We jumped up and down, stretched, and did knee-bend squats half way through this APA symposium! True audience participation. The session focused on the importance of physical health in young people with schizophrenia. In between the physical exertion, our correspondent captured the following key symposium messages and themes.
Rapid weight gain in young people with newly diagnosed schizophrenia is a common phenomenon that increases cardio-metabolic risk profile and contributes to risk of premature death. This was the universal scene-setting message from all of the speakers at a symposium called ‘It’s about time! Improving physical health outcomes in young people prescribed antipsychotic medications’.
But what each of the presenters wanted to convey to delegates was a positive message of hope: namely that obesity is a modifiable risk factor and that there is a particular opportunity in young, newly diagnosed patients to intervene before obesity and its ensuing metabolic risks become entrenched.
Dr Christoph Correll, Professor of Psychiatry and Molecular Medicine at the Hostra North Shore-LIJ School of Medicine, New York, said that when patients start on antipsychotic treatment, modulation of neurotransmitter pathways can affect appetite control and energy homeostasis, leading to weight gain.
Dr Correll and other speakers pointed out that weight gain in patients receiving antipsychotics typically follows a particular trajectory – where weight gain is greatest in the first months following treatment initiation. Dr Correll said that even in this early phase of weight gain, it can be shown that many patients have increases in fasting glucose and changes in their plasma lipid profile. He said there is a need to identify those patients for whom early excessive weight gain and metabolic changes then pose particular risk for later progression to states such as prediabetes, the metabolic syndrome and diabetes.
One of the pioneers of study in this area, Professor John Newcomer of the Washington University School of Medicine, St Louis, USA, highlighted that in any individual, rapid and high gains in weight, and in particular increases in central adiposity, are linked with insulin resistance. He added that weight, insulin resistance and dyslipidaemia are each modifiable risk factors.
Don’t miss the boat
Endocrinologist Professor Katherine Samaras of the University of New South Wales (UNSW) in Australia, believes that it is time to afford young people with schizophrenia the same opportunities for and support in achieving good physical health as would be offered to their peers with other chronic disease diagnoses.
She reminded delegates that the longer a person is overweight, the harder it becomes to lose that weight and she said that a weight gain of >7% from initial body weight is considered a level at which metabolic risks increase. She also said that algorithms and models of care already exist for complication-screening and goal setting – models developed for diabetes prevention and useable in patients with schizophrenia to assist in physical health screening.
Screen and intervene
Dr Jackie Curtis, also from UNSW, and Clinical Director of the Bondi Centre Youth Mental Health Programme and Prof Samaras have been involved in developing and implementing a programme of structured lifestyle support to young people with psychosis. This includes weekly individual counseling sessions with a dietician and exercise physiologist, daily access to clinic-based gym facilities and regular exercise training sessions, and life and health coaching sessions where young people learn to budget for, shop for and cook healthy meals.
Prof Samamas said that although this approach may sound more like social work than medicine – this mental-health centre programme addresses a very real issue relating to physical health and disease prevention.
Dr Curtis reported data comparing outcomes at 12 weeks among young people with psychosis who took part in the lifestyle programme at Bondi, with outcomes for a similar cohort who did not undergo screening or receive lifestyle support following their psychiatric diagnoses. Weight gain in the intervention group was a quarter of that seen in the standard of care group and only 13% of intervention patients versus 35% had clinically significant weight gain.

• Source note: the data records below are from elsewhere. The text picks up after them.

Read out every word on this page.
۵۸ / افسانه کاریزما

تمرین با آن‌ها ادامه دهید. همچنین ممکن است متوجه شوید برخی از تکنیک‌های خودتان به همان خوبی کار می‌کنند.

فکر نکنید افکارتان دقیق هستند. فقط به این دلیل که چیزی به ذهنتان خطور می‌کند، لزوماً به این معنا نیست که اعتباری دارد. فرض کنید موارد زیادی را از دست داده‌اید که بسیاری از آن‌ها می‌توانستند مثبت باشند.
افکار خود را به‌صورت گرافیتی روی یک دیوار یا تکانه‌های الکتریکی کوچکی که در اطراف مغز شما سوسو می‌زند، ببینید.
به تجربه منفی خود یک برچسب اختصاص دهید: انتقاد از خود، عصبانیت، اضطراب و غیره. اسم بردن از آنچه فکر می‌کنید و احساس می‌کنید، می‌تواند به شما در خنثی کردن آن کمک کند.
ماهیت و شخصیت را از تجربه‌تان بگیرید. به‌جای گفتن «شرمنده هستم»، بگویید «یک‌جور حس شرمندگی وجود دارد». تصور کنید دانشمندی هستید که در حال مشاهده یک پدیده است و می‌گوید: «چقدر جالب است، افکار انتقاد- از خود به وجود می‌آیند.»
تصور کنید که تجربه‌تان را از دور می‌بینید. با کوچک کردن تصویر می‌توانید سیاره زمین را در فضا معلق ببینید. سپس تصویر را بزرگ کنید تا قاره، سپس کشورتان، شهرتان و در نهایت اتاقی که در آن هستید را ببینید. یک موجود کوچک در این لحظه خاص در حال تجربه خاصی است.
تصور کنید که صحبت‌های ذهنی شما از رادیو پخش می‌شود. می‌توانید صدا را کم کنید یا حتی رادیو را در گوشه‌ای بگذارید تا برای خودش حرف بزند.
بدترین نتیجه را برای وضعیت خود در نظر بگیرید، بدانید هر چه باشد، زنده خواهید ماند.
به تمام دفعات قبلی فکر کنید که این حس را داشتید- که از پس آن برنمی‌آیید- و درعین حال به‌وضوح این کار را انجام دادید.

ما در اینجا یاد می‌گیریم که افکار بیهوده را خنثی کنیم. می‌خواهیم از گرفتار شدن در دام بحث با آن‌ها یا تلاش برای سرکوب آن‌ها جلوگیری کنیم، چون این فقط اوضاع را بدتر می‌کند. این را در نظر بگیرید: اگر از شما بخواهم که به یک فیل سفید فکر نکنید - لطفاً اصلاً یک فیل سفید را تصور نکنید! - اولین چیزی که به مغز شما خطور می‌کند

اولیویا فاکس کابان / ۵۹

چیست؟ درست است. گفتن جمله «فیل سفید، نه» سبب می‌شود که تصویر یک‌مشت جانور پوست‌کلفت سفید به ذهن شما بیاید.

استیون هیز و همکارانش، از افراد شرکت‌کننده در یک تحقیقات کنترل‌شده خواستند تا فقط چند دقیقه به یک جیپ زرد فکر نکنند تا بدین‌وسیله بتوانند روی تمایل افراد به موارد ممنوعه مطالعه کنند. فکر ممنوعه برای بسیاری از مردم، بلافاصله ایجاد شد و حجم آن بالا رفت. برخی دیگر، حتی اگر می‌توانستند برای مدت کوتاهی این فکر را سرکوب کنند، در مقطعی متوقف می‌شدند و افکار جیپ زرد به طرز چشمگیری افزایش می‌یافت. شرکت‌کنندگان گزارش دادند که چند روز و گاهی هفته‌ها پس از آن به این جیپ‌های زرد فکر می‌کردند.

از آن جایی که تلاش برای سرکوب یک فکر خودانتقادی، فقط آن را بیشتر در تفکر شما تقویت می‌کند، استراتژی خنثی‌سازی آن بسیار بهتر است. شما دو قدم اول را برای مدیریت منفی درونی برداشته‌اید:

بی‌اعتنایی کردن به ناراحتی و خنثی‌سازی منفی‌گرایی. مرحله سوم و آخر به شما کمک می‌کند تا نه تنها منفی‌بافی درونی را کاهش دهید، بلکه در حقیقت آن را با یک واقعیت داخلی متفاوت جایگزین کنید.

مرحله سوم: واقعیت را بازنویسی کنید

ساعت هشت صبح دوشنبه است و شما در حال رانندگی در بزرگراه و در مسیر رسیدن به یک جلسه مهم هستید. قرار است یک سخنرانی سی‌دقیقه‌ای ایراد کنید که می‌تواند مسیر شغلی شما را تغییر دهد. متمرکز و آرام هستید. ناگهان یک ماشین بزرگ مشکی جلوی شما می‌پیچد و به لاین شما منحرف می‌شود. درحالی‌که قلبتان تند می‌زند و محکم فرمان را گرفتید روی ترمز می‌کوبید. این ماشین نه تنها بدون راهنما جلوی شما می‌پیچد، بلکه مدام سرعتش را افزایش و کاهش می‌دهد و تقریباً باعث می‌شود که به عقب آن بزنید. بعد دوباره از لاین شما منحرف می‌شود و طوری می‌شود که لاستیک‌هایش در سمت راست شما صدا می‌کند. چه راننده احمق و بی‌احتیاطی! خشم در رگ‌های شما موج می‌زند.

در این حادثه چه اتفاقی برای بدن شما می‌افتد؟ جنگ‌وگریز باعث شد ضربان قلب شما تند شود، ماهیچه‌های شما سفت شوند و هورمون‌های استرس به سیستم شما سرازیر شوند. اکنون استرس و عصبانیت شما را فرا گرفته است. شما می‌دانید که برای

Any type of exercise plus healthy food
Dr Curtis and Prof Samamas both stressed that any physical activity is good in young people with schizophrenia. They said the objective was not to become ‘gym-buff’ but take exercise of any form. Prof Newcomer also highlighted that exercise helps counter insulin resistance and is important even when patients are overweight or don’t lose weight readily. Prof Samamas has similar simple advice about diet which she passes to young patients with schizophrenia – no soda, no energy-rich snacks and eat something fresh today.
Our correspondent’s highlights from the symposium are meant as a fair representation of the scientific content presented. The views and opinions expressed on this page do not necessarily reflect those of Otsuka and Lundbeck.